Probabilistic Scraping of Plain Text Tables

danso · on Sept 5, 2013

Where is a HN mod when you need one? The original title of the OP is much more accurate and much more interesting:

"Probabalistic Scraping of Plain Text Tables"

vs the submitted title, "Accurate, efficient and maintainable scrapers"

As someone who's scraped a lot of plain text government data, I've given up on finding a flexible machine-learning way and just hand-coded for specific usecases (because government software changes so rarely). However, the OP presents an interesting strategy (with math that I haven't quite mastered, unfortunately)

tlarkworthy · on Sept 5, 2013

its not so hard,

if you understand how to force boolean algebra into intger form, like:

x + y >= 1, where x={0,1}

is a boolean OR between x, y, then it is easy to expressed in PuLP like:

x = variable("x", lowerbound=0,upperbound=1, cat='Integer') y = variable("y", lowerbound=0,upperbound=1, cat='Integer')

problem += x + y >= 1

tada its really easy to write (once the math is defined, the modelling bit is the hard part, but it gets easier over time)

mrcactu5 · on Sept 5, 2013

[Statistical parsing](http://nlp.stanford.edu/courses/lsa354/) is often used in Natural Language Processing, where can't decide which how to arrange sentences into trees, so they pick one at random among acceptable choices.

I've gotten very frustrated writing rules and regexes and exceptions. This method seems really great when scraping data which is structured but a little bit noisy.

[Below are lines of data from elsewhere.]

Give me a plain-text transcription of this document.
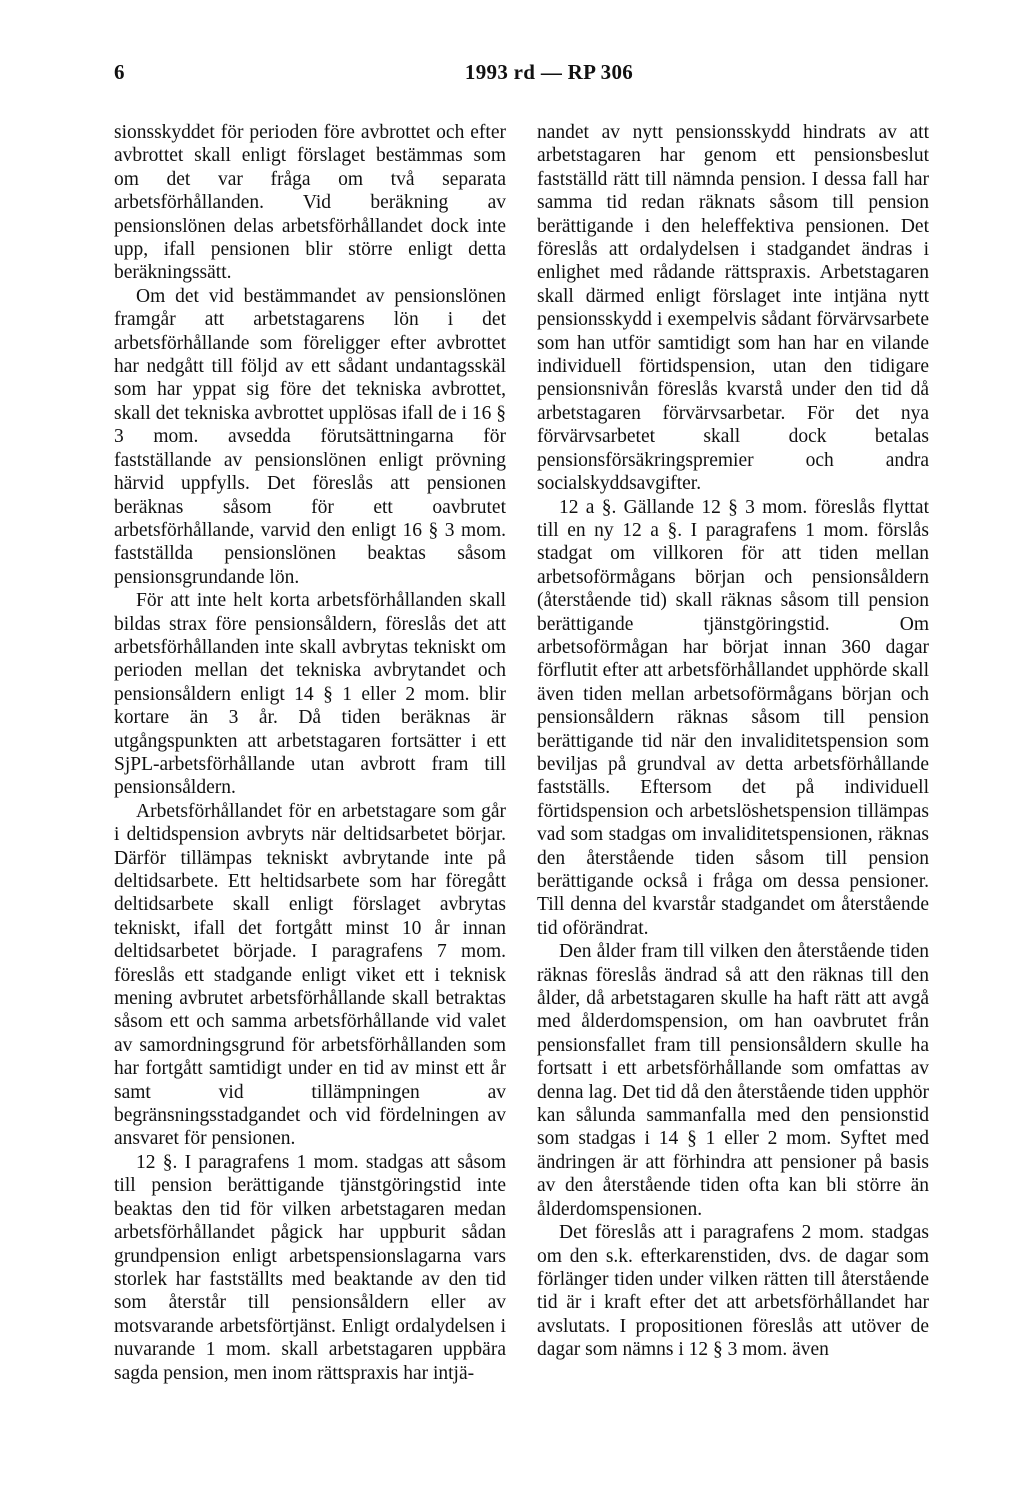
6	1993 rd — RP 306

sionsskyddet för perioden före avbrottet och efter avbrottet skall enligt förslaget bestämmas som om det var fråga om två separata arbetsförhållanden. Vid beräkning av pensionslönen delas arbetsförhållandet dock inte upp, ifall pensionen blir större enligt detta beräkningssätt.

Om det vid bestämmandet av pensionslönen framgår att arbetstagarens lön i det arbetsförhållande som föreligger efter avbrottet har nedgått till följd av ett sådant undantagsskäl som har yppat sig före det tekniska avbrottet, skall det tekniska avbrottet upplösas ifall de i 16 § 3 mom. avsedda förutsättningarna för fastställande av pensionslönen enligt prövning härvid uppfylls. Det föreslås att pensionen beräknas såsom för ett oavbrutet arbetsförhållande, varvid den enligt 16 § 3 mom. fastställda pensionslönen beaktas såsom pensionsgrundande lön.

För att inte helt korta arbetsförhållanden skall bildas strax före pensionsåldern, föreslås det att arbetsförhållanden inte skall avbrytas tekniskt om perioden mellan det tekniska avbrytandet och pensionsåldern enligt 14 § 1 eller 2 mom. blir kortare än 3 år. Då tiden beräknas är utgångspunkten att arbetstagaren fortsätter i ett SjPL-arbetsförhållande utan avbrott fram till pensionsåldern.

Arbetsförhållandet för en arbetstagare som går i deltidspension avbryts när deltidsarbetet börjar. Därför tillämpas tekniskt avbrytande inte på deltidsarbete. Ett heltidsarbete som har föregått deltidsarbete skall enligt förslaget avbrytas tekniskt, ifall det fortgått minst 10 år innan deltidsarbetet började. I paragrafens 7 mom. föreslås ett stadgande enligt viket ett i teknisk mening avbrutet arbetsförhållande skall betraktas såsom ett och samma arbetsförhållande vid valet av samordningsgrund för arbetsförhållanden som har fortgått samtidigt under en tid av minst ett år samt vid tillämpningen av begränsningsstadgandet och vid fördelningen av ansvaret för pensionen.

12 §. I paragrafens 1 mom. stadgas att såsom till pension berättigande tjänstgöringstid inte beaktas den tid för vilken arbetstagaren medan arbetsförhållandet pågick har uppburit sådan grundpension enligt arbetspensionslagarna vars storlek har fastställts med beaktande av den tid som återstår till pensionsåldern eller av motsvarande arbetsförtjänst. Enligt ordalydelsen i nuvarande 1 mom. skall arbetstagaren uppbära sagda pension, men inom rättspraxis har intjä-

nandet av nytt pensionsskydd hindrats av att arbetstagaren har genom ett pensionsbeslut fastställd rätt till nämnda pension. I dessa fall har samma tid redan räknats såsom till pension berättigande i den heleffektiva pensionen. Det föreslås att ordalydelsen i stadgandet ändras i enlighet med rådande rättspraxis. Arbetstagaren skall därmed enligt förslaget inte intjäna nytt pensionsskydd i exempelvis sådant förvärvsarbete som han utför samtidigt som han har en vilande individuell förtidspension, utan den tidigare pensionsnivån föreslås kvarstå under den tid då arbetstagaren förvärvsarbetar. För det nya förvärvsarbetet skall dock betalas pensionsförsäkringspremier och andra socialskyddsavgifter.

12 a §. Gällande 12 § 3 mom. föreslås flyttat till en ny 12 a §. I paragrafens 1 mom. förslås stadgat om villkoren för att tiden mellan arbetsoförmågans början och pensionsåldern (återstående tid) skall räknas såsom till pension berättigande tjänstgöringstid. Om arbetsoförmågan har börjat innan 360 dagar förflutit efter att arbetsförhållandet upphörde skall även tiden mellan arbetsoförmågans början och pensionsåldern räknas såsom till pension berättigande tid när den invaliditetspension som beviljas på grundval av detta arbetsförhållande fastställs. Eftersom det på individuell förtidspension och arbetslöshetspension tillämpas vad som stadgas om invaliditetspensionen, räknas den återstående tiden såsom till pension berättigande också i fråga om dessa pensioner. Till denna del kvarstår stadgandet om återstående tid oförändrat.

Den ålder fram till vilken den återstående tiden räknas föreslås ändrad så att den räknas till den ålder, då arbetstagaren skulle ha haft rätt att avgå med ålderdomspension, om han oavbrutet från pensionsfallet fram till pensionsåldern skulle ha fortsatt i ett arbetsförhållande som omfattas av denna lag. Det tid då den återstående tiden upphör kan sålunda sammanfalla med den pensionstid som stadgas i 14 § 1 eller 2 mom. Syftet med ändringen är att förhindra att pensioner på basis av den återstående tiden ofta kan bli större än ålderdomspensionen.

Det föreslås att i paragrafens 2 mom. stadgas om den s.k. efterkarenstiden, dvs. de dagar som förlänger tiden under vilken rätten till återstående tid är i kraft efter det att arbetsförhållandet har avslutats. I propositionen föreslås att utöver de dagar som nämns i 12 § 3 mom. även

tlarkworthy · on Sept 5, 2013

I got sick of writing rules too, hence the diversion!

yeah so you could extend that tree decision processes this. You could add a cost function on the trees, which includes long range communication between nodes (e.g. the results section of a document includes at least one word commonly associated with results). So you could go to higher levels of abstractions.

However, I say limiting yourself to even a very abstract parse tree structure does kinda exclude the spatial layout of words on a page and the semantic meaning behind the layout (tables, web pages, code formatting!).

MIPs can fully express tree logic so you lose nothing.

mrcactu5 · on Sept 5, 2013

Looks like you were trying to complete data found with Optical Character Recognition by maximum-entropy.

This is awesome. What are some other use cases for this?

With APIs much of the data I use has already been formatted in JSON or CSV already, so I don't get to scrape much anymore.

mjw · on Sept 5, 2013

On the subject of scraping data from OCR'd tables:

I heard from a colleague who moved into finance, that there's a mini arms race going on between some funds(?) who are subject to regulatory requirements to release financial performance metrics but for a variety of reasons would rather not (and certainly would rather not make the data machine readable), and other hedge funds who want to run automated trading strategies off said released figures.

They keep obfuscating the tables to make them harder and harder to parse algorithmically while still remaining theoretically human-readable.

Great fun no doubt for everyone involved.

gwu78 · on Sept 6, 2013

The regulations should require that the disclosures be provided in both human and machine readable format.

volokoumphetico · on Sept 9, 2013

any resources to back this up?

mjw · on Sept 16, 2013

Entirely anecdotal.

joshbradshaw · on Sept 6, 2013

I have imminent use for this algorithm at the start-up I am interning at, but unfortunately the concepts are beyond my understanding. Could anyone please recommend resources that will help me understand and apply this method?

whosbacon · on Sept 5, 2013

I remember attending a thesis defense while I was attending Edinburgh Uni. Is that you?

tlarkworthy · on Sept 5, 2013

um, you are in the right geographic area, but there were no strangers in my thesis defence... so unless you are my supervisor, external or internal examiner its unlikely you were there (sidenote my PhD in robotics not this kind of stuff).